Orbene, pare che dopo l’aumento, gli operai della fabbrica siano andati a raccontare l’esperienza del padrone tessendone, ovviamente, le lodi più sperticate. E raccontando, anche, di quanto sia diventato bello lavorare per una fabbrica dove c’è un imprenditore che ci tiene ai propri lavoratori. Nelle grandi imprese del nord Europa questa pratica di aumentare gli stipendi se la fabbrica va bene o di gratificare quegli operai che lavorano meglio e di più è già in voga da parecchi anni e si chiama “fidelizzazione del personale”, un valore aggiunto che i baroni di Confindustria non applicheranno mai per manifesta inadeguatezza imprenditoriale: i risultati, d’altra parte, parlano da soli. Ad Ascoli Piceno, tuttavia, sembra che si stia aprendo una piccola crepa. Quando si dice l’esempio.
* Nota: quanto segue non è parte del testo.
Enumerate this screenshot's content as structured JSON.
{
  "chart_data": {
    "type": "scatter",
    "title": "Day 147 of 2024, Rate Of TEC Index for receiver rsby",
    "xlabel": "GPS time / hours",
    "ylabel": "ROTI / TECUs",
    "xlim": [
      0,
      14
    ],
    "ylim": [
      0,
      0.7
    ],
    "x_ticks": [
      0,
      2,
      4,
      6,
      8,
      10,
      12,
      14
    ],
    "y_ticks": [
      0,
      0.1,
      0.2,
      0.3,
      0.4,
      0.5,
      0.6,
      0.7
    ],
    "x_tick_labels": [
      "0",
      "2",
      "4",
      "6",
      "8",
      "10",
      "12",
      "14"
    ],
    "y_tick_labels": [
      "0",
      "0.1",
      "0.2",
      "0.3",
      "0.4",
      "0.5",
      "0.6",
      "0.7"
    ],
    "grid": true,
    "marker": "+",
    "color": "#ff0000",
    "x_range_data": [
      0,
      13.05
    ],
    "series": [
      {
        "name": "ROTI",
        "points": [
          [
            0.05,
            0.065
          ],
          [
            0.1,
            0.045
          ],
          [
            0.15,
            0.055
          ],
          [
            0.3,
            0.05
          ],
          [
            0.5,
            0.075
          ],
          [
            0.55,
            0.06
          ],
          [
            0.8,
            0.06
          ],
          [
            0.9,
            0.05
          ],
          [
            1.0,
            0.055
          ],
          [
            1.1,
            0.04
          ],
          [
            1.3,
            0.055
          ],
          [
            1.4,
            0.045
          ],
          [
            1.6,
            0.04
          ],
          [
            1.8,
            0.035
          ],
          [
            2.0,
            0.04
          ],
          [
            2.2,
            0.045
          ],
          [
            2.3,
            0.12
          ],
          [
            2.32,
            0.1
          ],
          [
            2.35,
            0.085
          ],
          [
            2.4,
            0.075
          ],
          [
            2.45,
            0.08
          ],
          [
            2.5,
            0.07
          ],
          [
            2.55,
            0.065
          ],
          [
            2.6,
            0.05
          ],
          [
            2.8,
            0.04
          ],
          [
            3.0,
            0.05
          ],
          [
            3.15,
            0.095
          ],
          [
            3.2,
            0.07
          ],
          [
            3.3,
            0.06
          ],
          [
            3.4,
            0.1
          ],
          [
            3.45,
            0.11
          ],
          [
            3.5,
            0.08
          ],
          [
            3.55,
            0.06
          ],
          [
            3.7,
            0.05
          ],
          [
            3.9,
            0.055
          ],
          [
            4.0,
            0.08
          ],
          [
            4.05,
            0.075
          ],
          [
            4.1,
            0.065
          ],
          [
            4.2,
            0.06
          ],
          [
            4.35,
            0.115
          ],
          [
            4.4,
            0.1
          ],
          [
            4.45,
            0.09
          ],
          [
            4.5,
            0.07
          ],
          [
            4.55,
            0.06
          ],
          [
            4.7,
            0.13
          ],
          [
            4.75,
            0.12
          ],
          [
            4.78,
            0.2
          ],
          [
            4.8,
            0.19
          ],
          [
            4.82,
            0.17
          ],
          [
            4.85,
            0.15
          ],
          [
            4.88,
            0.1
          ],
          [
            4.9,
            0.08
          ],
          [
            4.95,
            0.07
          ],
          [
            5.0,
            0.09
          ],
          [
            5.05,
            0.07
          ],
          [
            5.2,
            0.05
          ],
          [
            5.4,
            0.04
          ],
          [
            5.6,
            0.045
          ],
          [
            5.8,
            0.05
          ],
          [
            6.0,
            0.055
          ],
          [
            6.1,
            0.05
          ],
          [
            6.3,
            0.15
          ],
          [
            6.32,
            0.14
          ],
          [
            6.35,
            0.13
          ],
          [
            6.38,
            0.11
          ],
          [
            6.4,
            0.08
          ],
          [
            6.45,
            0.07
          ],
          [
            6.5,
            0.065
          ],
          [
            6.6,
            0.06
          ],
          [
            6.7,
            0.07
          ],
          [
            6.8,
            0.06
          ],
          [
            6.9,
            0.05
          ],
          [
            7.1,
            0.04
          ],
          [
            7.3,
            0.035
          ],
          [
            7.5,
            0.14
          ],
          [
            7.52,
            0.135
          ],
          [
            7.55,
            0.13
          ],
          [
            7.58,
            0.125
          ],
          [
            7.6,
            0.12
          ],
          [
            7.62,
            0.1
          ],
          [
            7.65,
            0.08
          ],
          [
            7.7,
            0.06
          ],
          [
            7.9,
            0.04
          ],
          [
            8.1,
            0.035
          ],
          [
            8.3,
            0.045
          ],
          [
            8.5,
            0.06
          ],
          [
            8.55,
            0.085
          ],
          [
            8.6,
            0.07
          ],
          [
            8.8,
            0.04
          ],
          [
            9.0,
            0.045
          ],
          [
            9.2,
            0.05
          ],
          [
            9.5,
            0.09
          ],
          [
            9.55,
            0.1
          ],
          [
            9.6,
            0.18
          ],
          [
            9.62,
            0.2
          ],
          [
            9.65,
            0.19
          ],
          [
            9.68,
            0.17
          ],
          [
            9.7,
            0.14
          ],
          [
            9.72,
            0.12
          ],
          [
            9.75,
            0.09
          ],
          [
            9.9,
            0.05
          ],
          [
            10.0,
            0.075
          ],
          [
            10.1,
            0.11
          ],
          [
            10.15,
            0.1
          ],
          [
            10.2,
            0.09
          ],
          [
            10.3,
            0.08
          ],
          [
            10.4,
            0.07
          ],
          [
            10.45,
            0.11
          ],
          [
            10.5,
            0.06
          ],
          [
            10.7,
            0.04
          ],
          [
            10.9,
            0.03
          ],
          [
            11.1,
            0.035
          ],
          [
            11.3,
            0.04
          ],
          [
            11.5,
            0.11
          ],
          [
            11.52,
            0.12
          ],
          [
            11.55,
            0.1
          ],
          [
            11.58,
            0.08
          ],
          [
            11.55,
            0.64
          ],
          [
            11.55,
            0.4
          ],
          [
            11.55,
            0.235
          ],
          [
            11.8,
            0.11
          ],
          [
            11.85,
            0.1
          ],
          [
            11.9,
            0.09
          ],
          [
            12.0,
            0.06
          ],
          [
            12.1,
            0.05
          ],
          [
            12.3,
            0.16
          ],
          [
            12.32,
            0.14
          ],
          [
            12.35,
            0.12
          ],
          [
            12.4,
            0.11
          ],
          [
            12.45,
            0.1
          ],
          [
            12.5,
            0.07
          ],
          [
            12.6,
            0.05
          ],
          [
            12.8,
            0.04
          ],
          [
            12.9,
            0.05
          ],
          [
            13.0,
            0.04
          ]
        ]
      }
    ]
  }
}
Visti i risultati, molti piccoli imprenditori della zona hanno chiamato il signor Rossi, tanto per sapere se ne è valsa la pena. “Mi hanno telefonato per sapere se l'aumento di 200 euro è uguale per tutti e altre cose tecniche - ha raccontato il protagonista - forse vogliono imitarmi e questa è una cosa buona. Io ho spiegato che sarebbe giusto non fare pagare alle aziende i contributi relativi a questo aumento. Se il governo capisce l'idea di prendere ai ricchi per dare ai poveri non resterà soltanto un manifesto”. L’ultimo che ci ha provato si chiamava Robin Hood e per i ricchi era considerato un bandito. Ma lui rubava. E qui da noi chi ruba non sono certo gli operai.